Department of Chemistry, The University of Engineering and Technology, Lahore-54000, Punjab, Pakistan.
Department of Oncology, Institute of Nuclear Medicine and Oncology (INMOL), Lahore-54000, Punjab, Pakistan.
Appl Biochem Biotechnol. 2023 Jul;195(7):4469-4484. doi: 10.1007/s12010-023-04345-9. Epub 2023 Jan 26.
The aim of the current study is to design the radiolabeled and drug-loaded nanocarrier with high loading capacity and pH-dependent drug release characteristics that could effectively transport loaded compounds to various organs for efficient diagnostic imaging and chemotherapeutic drug delivery. The aqueous extract of green tea leaves was used to synthesize the small-sized iron oxide nanoparticles (IONPs). The nanoparticles were characterized with UV-visible spectroscopy, Fourier transform infrared spectroscopy (FTIR), X-ray diffraction (XRD), scanning electron microscopy (SEM), transmission electron microscopy (TEM), and energy-dispersive X-ray analysis (EDX). Iron oxide nanoparticles with sizes smaller than 50 nm were successfully synthesized, making them suitable for in vivo studies. In drug loading trials, 94% of the drug was loaded onto the active surface of iron oxide nanoparticles from the solution. The in vitro drug release study revealed that an acidic environment (pH 4.5) effectively triggers the release of doxorubicin (DOX) from the nanoparticles as compared to a neutral environment (pH 7.4). The gamma-emitting radionuclide Tc was successfully labeled with IONPs for biodistribution and imaging studies. The efficiency of radiolabeling was observed to be ≥ 99%. Furthermore, the in vivo biodistribution study of radiolabeled IONPs in rabbit model showed rapid accumulation in various organs such as heart, liver, and kidneys. This work suggested that green synthesized iron oxide nanoparticles are potential nanocarriers for diagnostic imaging and efficiently distributing DOX to specific organs. The aqueous extract of green tea leaves was used for the facile green synthesis of iron oxide nanoparticles (IONPs). Furthermore, the chemotherapeutic drug doxorubicin (DOX) and gamma-emitting radionuclide Tc were loaded on these iron oxide nanoparticles to evaluate the in vivo biodistribution and drug delivery studies in the rabbit models.
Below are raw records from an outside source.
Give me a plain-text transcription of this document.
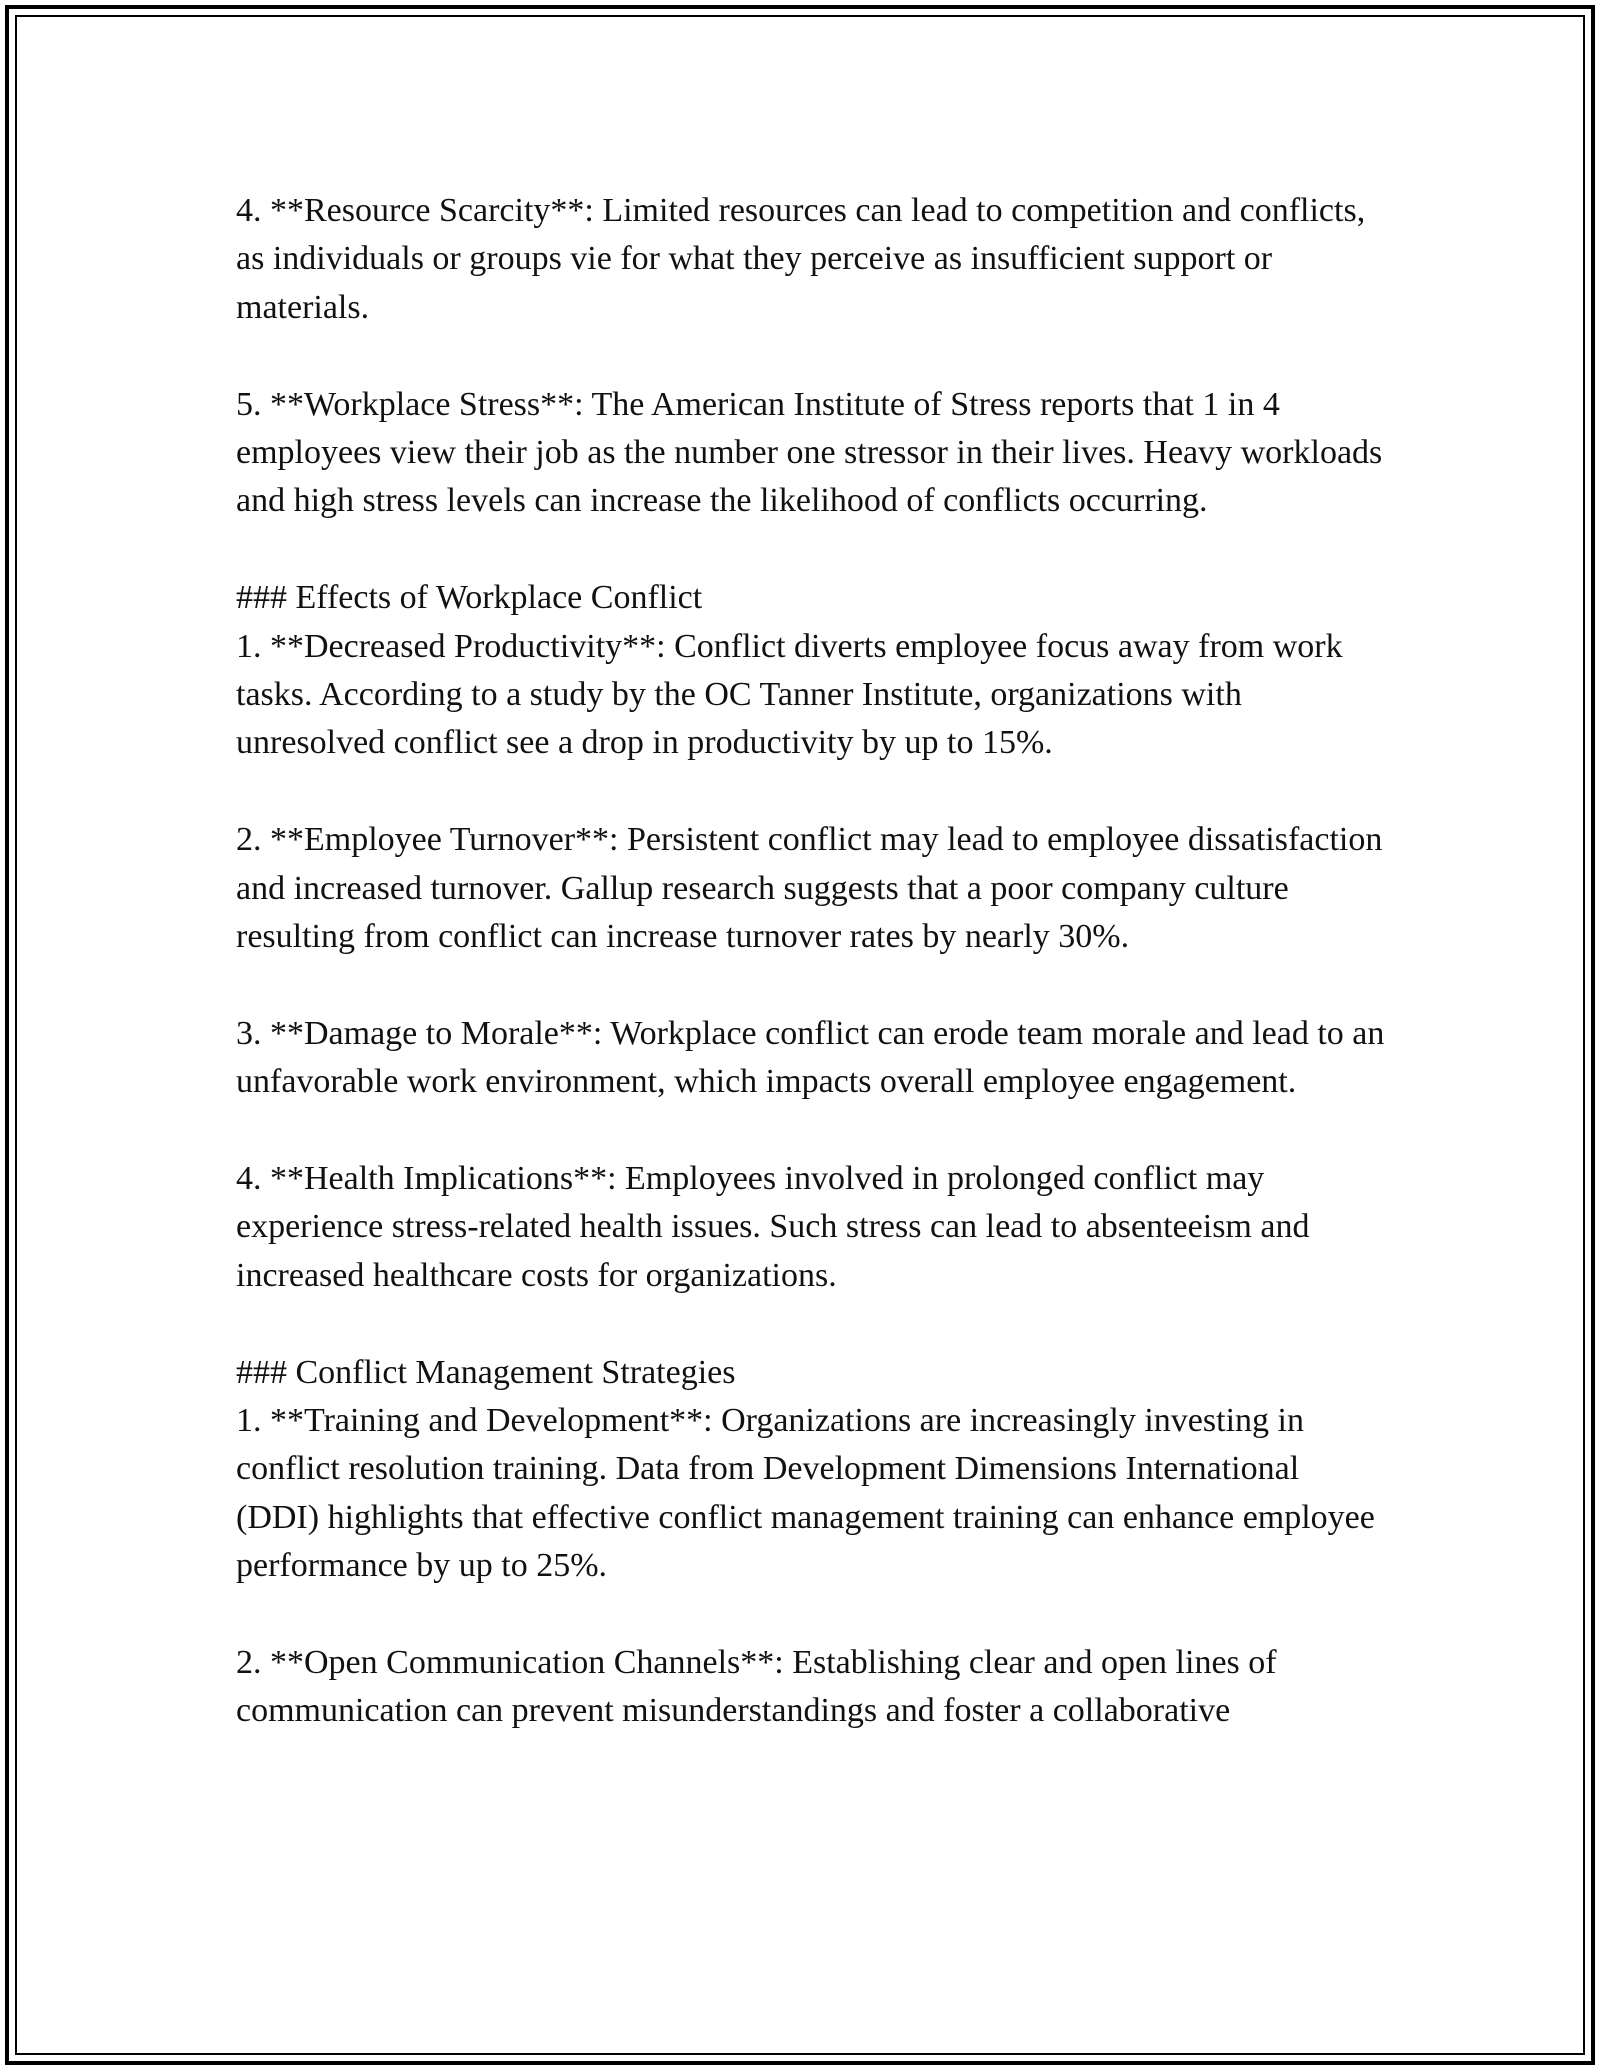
4. **Resource Scarcity**: Limited resources can lead to competition and conflicts, as individuals or groups vie for what they perceive as insufficient support or materials.

5. **Workplace Stress**: The American Institute of Stress reports that 1 in 4 employees view their job as the number one stressor in their lives. Heavy workloads and high stress levels can increase the likelihood of conflicts occurring.

### Effects of Workplace Conflict

1. **Decreased Productivity**: Conflict diverts employee focus away from work tasks. According to a study by the OC Tanner Institute, organizations with unresolved conflict see a drop in productivity by up to 15%.

2. **Employee Turnover**: Persistent conflict may lead to employee dissatisfaction and increased turnover. Gallup research suggests that a poor company culture resulting from conflict can increase turnover rates by nearly 30%.

3. **Damage to Morale**: Workplace conflict can erode team morale and lead to an unfavorable work environment, which impacts overall employee engagement.

4. **Health Implications**: Employees involved in prolonged conflict may experience stress-related health issues. Such stress can lead to absenteeism and increased healthcare costs for organizations.

### Conflict Management Strategies

1. **Training and Development**: Organizations are increasingly investing in conflict resolution training. Data from Development Dimensions International (DDI) highlights that effective conflict management training can enhance employee performance by up to 25%.

2. **Open Communication Channels**: Establishing clear and open lines of communication can prevent misunderstandings and foster a collaborative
本研究旨在设计具有高载药量和 pH 依赖性药物释放特性的放射性标记和载药纳米载体,能够将负载化合物有效递送至各种器官,实现高效的诊断成像和化疗药物递送。采用绿茶水提物合成了小尺寸的氧化铁纳米颗粒(IONPs)。通过紫外-可见光谱、傅里叶变换红外光谱(FTIR)、X 射线衍射(XRD)、扫描电子显微镜(SEM)、透射电子显微镜(TEM)和能谱分析(EDX)对纳米颗粒进行了表征。成功合成了尺寸小于 50nm 的氧化铁纳米颗粒,使其适合于体内研究。在药物载药试验中,94%的药物从溶液中被负载到氧化铁纳米颗粒的活性表面上。体外药物释放研究表明,与中性环境(pH 7.4)相比,酸性环境(pH 4.5)能有效地触发阿霉素(DOX)从纳米颗粒中释放。放射性核素 Tc 成功地标记到 IONPs 上,用于生物分布和成像研究。放射性标记的效率观察到≥99%。此外,在兔模型中的放射性标记 IONPs 的体内生物分布研究表明,它们能快速在各种器官(如心脏、肝脏和肾脏)中积累。这项工作表明,绿茶合成的氧化铁纳米颗粒是用于诊断成像和将 DOX 高效递送至特定器官的潜在纳米载体。采用绿茶水提物进行了简便的绿色合成氧化铁纳米颗粒(IONPs)。此外,还将化疗药物阿霉素(DOX)和放射性核素 Tc 加载到这些氧化铁纳米颗粒上,以评估兔模型中的体内生物分布和药物递送研究。